La logique non scriptée : Dans ce cas là, rien est à prévoir. Le chatbot connaît l’action qu’il va devoir réaliser, il saura les informations nécessaires à la réalisation de cette action et pourra les récupérer dans l’ordre qu’il veut et de façon très variée dans ses conversations avec l’utilisateur. Par exemple, pour la création de contrat, le chatbot saura qu’il lui faut 10 éléments à récupérer. Que l’utilisateur lui donne un de ses éléments spontanément, ou qu’il paraisse plus naturelle en fonction du déroulement de la conversation de lui demander une information avant l’autre, le chatbot saura s’adapter.

L’intérêt de cette technologie est de pouvoir traiter des cas d’usages impossibles à traiter avec une logique scriptée, tout simplement parce que le nombre de scénarios possibles pour arriver à exécuter la tâche est infini. Cette option permet donc de traiter de cas plus complexes que les chatbots scriptés, et donc d’automatiser des tâches et des métiers plus avancés. En résumé, la logique non scriptée est plus avancée dans l’échelle d’évaluation de l’IA que le non-scripté. 

Est-ce qu’un chatbot est de l’intelligence artificielle ?


Dans tous les cas, pour l’instant un chatbot est dépendant de l’intelligence humaine. De sa conception à sa modération, il y aura toujours besoin d’un humain derrière. 

Vis à vis de la définition de Google, le chatbot peut facilement être considéré comme de l’intelligence artificielle. En effet, son but est bien d’utiliser des technologies pour imiter des traits de l’intelligence humaine (la conversation principalement, mais aussi parfois l’apprentissage …). On peut aussi voir dans le cas de la NLU ou de la logique non scriptée que le chatbot fait preuve d’adaptation, de prise en compte du contexte. 

Concernant la définition de Max Tegmark, l’on peut voir que cela réduit les possibilités. Un chatbot reconnaissant uniquement des mots clefs ne pourra pas mener à bien des objectifs complexes. Cependant, un chatbot détectant des intentions et comprenant une logique non scriptée sera plus enclin à effectuer des actions complexes en réponse à sa conversation (et au contexte de cette dernière) avec l’utilisateur. 

Mais bien sûr, cela correspondra à une intelligence étroite. Un chatbot est programmé pour des actions précises : l’un pour le service client, l’autre pour la DSI, l’autre pour les ressources humaines. 

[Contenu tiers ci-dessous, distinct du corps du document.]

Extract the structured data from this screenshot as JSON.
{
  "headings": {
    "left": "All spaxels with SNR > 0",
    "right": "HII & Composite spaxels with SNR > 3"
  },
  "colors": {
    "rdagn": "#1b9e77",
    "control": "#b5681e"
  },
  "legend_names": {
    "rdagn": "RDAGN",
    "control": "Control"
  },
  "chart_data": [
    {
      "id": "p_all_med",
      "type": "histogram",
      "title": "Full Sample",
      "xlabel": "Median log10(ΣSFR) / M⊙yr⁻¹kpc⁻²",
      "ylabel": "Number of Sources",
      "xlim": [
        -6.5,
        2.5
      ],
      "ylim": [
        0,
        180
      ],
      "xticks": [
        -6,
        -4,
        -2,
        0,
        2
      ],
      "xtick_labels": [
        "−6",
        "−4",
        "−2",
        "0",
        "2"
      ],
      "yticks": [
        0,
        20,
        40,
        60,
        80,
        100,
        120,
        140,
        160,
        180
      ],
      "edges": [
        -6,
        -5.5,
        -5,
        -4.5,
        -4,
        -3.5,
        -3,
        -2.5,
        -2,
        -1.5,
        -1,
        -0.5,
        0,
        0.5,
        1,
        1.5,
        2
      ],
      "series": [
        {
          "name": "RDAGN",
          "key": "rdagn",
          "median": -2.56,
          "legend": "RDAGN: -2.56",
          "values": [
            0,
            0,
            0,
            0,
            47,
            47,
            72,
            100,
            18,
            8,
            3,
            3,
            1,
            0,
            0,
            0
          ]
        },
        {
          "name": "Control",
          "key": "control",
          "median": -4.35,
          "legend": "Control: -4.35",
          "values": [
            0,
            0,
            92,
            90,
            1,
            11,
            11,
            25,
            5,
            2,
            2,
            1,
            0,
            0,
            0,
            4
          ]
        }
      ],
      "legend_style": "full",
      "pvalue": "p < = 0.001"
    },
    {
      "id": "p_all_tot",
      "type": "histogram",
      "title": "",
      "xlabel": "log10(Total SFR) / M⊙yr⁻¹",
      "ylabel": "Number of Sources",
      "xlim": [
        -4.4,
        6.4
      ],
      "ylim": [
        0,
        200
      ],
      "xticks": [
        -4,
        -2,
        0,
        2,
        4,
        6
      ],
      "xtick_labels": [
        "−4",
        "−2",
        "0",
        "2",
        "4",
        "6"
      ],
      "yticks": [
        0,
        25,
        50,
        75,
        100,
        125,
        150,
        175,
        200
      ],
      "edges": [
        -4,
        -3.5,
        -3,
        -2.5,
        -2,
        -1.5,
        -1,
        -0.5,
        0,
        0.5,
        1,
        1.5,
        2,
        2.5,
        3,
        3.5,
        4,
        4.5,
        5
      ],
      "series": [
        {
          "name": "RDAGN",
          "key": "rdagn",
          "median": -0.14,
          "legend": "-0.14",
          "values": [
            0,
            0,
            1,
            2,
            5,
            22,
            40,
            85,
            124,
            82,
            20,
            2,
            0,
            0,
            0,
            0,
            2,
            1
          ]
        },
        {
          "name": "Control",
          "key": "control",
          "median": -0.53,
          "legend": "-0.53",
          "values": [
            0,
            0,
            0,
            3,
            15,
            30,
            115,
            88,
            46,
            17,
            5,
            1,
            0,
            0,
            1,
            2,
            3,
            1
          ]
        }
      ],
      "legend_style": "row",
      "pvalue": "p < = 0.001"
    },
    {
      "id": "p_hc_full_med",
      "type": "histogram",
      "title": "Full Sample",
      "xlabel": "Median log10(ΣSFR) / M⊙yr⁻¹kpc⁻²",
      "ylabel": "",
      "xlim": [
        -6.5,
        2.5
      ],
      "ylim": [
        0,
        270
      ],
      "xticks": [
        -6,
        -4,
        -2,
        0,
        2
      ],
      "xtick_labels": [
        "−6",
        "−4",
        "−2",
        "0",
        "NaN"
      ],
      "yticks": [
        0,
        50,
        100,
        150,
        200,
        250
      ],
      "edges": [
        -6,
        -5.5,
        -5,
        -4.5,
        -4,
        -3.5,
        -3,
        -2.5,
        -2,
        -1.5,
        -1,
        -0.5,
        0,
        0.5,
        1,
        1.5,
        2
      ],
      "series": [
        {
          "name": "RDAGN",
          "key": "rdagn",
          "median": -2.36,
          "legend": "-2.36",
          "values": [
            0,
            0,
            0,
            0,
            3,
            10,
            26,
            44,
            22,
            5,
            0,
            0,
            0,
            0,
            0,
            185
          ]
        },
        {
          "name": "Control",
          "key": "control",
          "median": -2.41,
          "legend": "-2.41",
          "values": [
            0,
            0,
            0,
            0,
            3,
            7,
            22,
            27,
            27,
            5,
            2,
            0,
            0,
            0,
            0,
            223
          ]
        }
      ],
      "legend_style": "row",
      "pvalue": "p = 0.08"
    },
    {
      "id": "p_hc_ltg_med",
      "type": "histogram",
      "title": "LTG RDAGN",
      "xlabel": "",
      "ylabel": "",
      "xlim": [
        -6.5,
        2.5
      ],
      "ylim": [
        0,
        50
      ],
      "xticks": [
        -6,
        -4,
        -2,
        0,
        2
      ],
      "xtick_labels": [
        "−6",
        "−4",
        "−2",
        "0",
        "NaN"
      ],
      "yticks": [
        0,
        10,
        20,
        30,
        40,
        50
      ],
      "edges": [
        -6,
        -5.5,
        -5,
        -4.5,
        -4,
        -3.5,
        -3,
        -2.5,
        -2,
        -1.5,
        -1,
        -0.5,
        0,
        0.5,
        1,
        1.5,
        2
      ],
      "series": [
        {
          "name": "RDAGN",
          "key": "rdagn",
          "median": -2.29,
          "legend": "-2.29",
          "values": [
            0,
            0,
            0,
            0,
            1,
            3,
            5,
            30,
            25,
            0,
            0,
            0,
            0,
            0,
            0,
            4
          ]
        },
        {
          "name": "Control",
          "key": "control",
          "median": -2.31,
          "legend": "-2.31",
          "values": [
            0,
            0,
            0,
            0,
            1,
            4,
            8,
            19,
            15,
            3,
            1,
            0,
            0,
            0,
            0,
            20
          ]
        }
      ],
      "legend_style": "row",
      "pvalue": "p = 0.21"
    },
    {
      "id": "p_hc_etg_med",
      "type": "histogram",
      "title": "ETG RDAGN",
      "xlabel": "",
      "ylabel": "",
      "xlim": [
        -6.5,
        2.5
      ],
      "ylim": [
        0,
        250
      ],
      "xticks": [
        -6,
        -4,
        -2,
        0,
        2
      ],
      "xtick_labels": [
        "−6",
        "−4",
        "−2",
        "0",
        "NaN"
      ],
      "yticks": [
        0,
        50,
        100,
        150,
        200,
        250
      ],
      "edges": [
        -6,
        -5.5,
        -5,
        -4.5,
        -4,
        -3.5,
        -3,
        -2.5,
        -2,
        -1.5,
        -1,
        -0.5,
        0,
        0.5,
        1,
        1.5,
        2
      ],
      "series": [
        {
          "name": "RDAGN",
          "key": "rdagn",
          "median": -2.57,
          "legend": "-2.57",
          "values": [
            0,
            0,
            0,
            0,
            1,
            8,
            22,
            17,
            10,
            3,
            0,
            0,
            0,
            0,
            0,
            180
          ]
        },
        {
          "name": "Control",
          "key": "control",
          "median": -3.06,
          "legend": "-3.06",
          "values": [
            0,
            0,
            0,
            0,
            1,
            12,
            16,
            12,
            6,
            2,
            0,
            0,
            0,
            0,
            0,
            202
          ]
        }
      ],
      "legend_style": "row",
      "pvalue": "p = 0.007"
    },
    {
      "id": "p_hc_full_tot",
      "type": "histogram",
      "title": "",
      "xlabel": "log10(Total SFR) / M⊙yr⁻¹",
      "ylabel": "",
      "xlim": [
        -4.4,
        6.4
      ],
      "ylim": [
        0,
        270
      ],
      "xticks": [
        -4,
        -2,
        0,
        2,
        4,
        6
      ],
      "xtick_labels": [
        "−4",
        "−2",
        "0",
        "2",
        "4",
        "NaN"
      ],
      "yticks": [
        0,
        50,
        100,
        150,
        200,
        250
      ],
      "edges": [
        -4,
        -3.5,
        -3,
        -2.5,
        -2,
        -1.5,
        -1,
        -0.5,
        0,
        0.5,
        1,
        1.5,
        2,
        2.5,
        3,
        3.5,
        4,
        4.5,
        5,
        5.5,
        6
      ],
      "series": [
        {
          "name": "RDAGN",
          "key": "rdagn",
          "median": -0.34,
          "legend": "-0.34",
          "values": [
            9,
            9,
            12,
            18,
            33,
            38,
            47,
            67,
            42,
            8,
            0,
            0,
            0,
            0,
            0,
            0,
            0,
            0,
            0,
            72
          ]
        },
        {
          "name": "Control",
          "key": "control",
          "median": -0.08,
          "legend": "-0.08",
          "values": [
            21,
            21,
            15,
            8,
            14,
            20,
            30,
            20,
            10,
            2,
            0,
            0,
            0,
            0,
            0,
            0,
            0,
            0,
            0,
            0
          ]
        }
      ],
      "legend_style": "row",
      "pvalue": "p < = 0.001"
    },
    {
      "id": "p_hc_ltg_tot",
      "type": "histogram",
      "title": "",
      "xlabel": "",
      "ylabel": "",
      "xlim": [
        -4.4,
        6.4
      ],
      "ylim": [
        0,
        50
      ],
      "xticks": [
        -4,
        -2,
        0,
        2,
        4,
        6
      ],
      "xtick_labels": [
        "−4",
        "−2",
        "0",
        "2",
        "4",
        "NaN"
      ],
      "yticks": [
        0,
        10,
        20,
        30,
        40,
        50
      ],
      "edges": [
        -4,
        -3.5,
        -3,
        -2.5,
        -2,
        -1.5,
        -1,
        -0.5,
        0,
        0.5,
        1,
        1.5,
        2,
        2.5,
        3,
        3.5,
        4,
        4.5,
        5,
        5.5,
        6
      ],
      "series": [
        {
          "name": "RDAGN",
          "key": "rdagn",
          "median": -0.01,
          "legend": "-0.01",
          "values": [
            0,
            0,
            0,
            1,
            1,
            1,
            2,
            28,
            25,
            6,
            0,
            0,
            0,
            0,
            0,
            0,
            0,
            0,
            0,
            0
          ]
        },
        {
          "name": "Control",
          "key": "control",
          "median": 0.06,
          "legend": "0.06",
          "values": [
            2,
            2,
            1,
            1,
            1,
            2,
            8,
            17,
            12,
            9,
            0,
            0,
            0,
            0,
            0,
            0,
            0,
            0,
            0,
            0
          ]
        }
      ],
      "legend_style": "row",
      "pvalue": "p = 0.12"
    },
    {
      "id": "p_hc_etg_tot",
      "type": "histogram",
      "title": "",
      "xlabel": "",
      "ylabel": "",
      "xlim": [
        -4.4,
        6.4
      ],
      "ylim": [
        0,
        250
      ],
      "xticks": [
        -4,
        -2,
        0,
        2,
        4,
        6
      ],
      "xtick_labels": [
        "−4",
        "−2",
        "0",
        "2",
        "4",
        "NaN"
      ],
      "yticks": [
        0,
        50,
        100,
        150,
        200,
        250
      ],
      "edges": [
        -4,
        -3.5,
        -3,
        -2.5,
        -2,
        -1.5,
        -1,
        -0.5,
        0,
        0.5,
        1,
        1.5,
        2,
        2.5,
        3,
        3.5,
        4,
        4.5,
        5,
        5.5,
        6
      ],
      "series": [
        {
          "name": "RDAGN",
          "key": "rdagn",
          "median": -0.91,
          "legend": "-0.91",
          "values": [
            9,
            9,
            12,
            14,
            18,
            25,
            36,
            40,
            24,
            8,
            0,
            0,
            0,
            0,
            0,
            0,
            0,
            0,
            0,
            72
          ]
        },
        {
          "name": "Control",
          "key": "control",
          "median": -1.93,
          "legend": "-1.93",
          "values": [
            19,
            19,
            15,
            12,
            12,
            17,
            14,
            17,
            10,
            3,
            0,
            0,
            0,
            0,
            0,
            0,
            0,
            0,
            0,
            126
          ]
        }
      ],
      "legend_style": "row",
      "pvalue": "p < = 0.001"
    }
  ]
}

Plus les technologies utilisées sont proches de l’intelligence artificielle (ici la NLU et la logique non scriptée), plus cette intelligence a la possibilité d’être large. En effet, le paramétrage sera moins lourd, tous les cas ne seront pas à prévoir dans cette configuration. Ainsi, le chatbot pourra plus facilement être paramétré pour couvrir un plus large éventail d’actions. 

Conclusion 


La question de savoir si le chatbot est de l’intelligence artificielle, et donc par extension de savoir ce qu’est l’intelligence artificielle, est principalement un débat philosophique. 

Bien que ces questions ne soient pas à écarter, il faut voir les choses comme elles sont : le chatbot est un outil, ne possédant pas de volonté propre autre que celle que nous lui donnons. L’intelligence artificielle dans son ensemble se doit d’être démystifiée. Chaque intelligence artificielle se concentre sur une compétence, contrairement à l’humain qui se concentre sur un ensemble de compétences.